What if your industry has a high volume of traffic during one time of year and a low volume during other parts of year? These are the ideal use cases where industries prefer an “elastic” infrastructure which can scale up or down based on business needs.
This raises an important factor to consider when enterprise-level architecture for any organization is being planned. A move into cloud computing, therefore, seems to be picking up a lot of popularity where organizations can leverage the flexible infrastructure features.
1. You can choose to increase or decrease the number of servers needed in the cluster to handle the amount of traffic. This way, you don’t need to spend too much on infrastructure upfront.
2. The cloud vendor can provide automatic software upgrades, patching etc. for a certain price.
3. Some basic security measures can be off-loaded to the cloud provider and even a private cloud network can be set up (still keeping the concept of intranet for the organization in cloud)
Disaster Recovery-
Along the same lines, we need to assess whether good disaster recovery techniques have been established.
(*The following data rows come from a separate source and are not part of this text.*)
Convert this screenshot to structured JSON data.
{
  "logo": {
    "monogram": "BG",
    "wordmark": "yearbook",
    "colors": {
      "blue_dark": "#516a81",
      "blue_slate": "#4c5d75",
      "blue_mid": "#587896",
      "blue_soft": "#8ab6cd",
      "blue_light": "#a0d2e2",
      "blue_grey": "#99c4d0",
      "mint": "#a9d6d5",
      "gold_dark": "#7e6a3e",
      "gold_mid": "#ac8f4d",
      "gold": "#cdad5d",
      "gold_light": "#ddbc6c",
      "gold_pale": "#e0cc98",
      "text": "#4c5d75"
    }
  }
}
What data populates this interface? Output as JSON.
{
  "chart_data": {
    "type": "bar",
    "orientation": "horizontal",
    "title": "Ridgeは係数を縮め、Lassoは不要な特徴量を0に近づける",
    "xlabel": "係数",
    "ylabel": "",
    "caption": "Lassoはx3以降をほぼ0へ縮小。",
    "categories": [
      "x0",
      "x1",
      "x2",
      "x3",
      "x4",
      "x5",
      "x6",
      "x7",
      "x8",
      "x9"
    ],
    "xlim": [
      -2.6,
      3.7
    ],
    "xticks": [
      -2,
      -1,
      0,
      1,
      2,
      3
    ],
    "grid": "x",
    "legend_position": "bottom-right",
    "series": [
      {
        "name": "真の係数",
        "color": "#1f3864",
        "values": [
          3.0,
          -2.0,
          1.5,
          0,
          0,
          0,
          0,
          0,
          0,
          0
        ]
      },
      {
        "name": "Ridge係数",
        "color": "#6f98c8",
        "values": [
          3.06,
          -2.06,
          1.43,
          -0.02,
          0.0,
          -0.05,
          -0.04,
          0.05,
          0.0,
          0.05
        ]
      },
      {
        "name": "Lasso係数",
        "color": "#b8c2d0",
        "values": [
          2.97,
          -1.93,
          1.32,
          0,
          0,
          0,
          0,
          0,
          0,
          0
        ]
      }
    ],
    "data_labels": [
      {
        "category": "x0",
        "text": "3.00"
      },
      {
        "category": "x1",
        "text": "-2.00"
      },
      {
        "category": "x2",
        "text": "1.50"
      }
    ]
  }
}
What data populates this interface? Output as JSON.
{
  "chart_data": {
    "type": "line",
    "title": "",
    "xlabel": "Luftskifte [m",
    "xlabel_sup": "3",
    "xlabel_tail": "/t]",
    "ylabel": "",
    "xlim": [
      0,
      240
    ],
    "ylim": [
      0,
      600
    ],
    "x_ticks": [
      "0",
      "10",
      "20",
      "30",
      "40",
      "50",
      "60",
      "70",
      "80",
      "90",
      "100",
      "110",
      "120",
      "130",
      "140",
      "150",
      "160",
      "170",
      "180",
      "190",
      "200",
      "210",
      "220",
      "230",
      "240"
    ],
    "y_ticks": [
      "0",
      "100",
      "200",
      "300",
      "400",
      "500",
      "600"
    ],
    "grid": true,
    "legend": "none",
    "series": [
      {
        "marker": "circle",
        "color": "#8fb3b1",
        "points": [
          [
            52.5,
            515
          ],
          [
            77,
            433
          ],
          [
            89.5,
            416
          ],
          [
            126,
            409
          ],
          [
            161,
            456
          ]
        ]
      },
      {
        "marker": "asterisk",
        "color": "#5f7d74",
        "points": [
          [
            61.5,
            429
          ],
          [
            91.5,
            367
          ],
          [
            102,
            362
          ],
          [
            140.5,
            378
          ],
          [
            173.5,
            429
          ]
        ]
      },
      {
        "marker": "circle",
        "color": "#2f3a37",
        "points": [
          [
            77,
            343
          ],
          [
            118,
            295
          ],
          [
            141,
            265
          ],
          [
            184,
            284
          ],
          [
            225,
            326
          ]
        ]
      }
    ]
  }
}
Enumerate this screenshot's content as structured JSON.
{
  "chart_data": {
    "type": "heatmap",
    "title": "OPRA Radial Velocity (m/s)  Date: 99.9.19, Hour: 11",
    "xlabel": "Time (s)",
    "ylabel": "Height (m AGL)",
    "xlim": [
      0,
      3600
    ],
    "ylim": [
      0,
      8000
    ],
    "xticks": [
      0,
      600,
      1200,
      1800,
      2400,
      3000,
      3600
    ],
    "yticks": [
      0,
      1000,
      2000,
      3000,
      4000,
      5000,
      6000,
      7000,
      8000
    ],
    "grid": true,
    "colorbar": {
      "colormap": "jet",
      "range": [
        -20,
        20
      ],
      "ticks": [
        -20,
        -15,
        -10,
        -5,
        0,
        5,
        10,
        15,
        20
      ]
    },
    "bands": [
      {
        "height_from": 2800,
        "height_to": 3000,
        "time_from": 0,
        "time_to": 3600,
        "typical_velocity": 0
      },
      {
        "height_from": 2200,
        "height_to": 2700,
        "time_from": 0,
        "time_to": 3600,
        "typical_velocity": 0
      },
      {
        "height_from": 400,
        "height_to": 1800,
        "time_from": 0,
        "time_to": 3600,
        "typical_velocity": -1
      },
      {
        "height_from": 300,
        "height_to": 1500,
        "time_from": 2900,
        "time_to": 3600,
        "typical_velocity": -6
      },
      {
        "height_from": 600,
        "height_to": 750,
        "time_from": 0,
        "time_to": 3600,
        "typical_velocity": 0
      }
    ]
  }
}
Since it tends to be a non-functional requirement on the enterprise architecture level, at times companies would tend to deprioritize these disaster-recovery projects since the direct cost-benefit metrics may be hard to realize immediately. Nevertheless it is critical to have one.
Because cloud computing leverages the principles of network and device virtualization, it is much easier to set up a copy of the current infrastructure compared to physical data centers and infrastructure. We can use the virtualization technique to put together the entire system, including operating systems, virtual appliances , data stores and all VMs into one software bundle and simply replicate it onto multiple places (creating copies) within minutes to hours, thereby reducing the cost significantly, all for one subscription fees.
Some leading market players are already making strides into this space, with their integration platform-as-a-service offering to integrate multiple systems like ERP, CRM, Middleware ESB as well as providing the ability to write client-facing façade services like APIs. MuleSoft is an excellent candidate to consider for integration, which could become a single platform for integration and cloud computing.
If you are not already leveraging cloud computing for all these benefits, you may be spending either too much time or using too many resources to maintain your infrastructure. The next decade in digital evolution is going to be all about collecting data in orders of zettabytes, and if we are not already leveraging cloud computing to increase the speed, reliability and simplicity of systems, we may be too slow!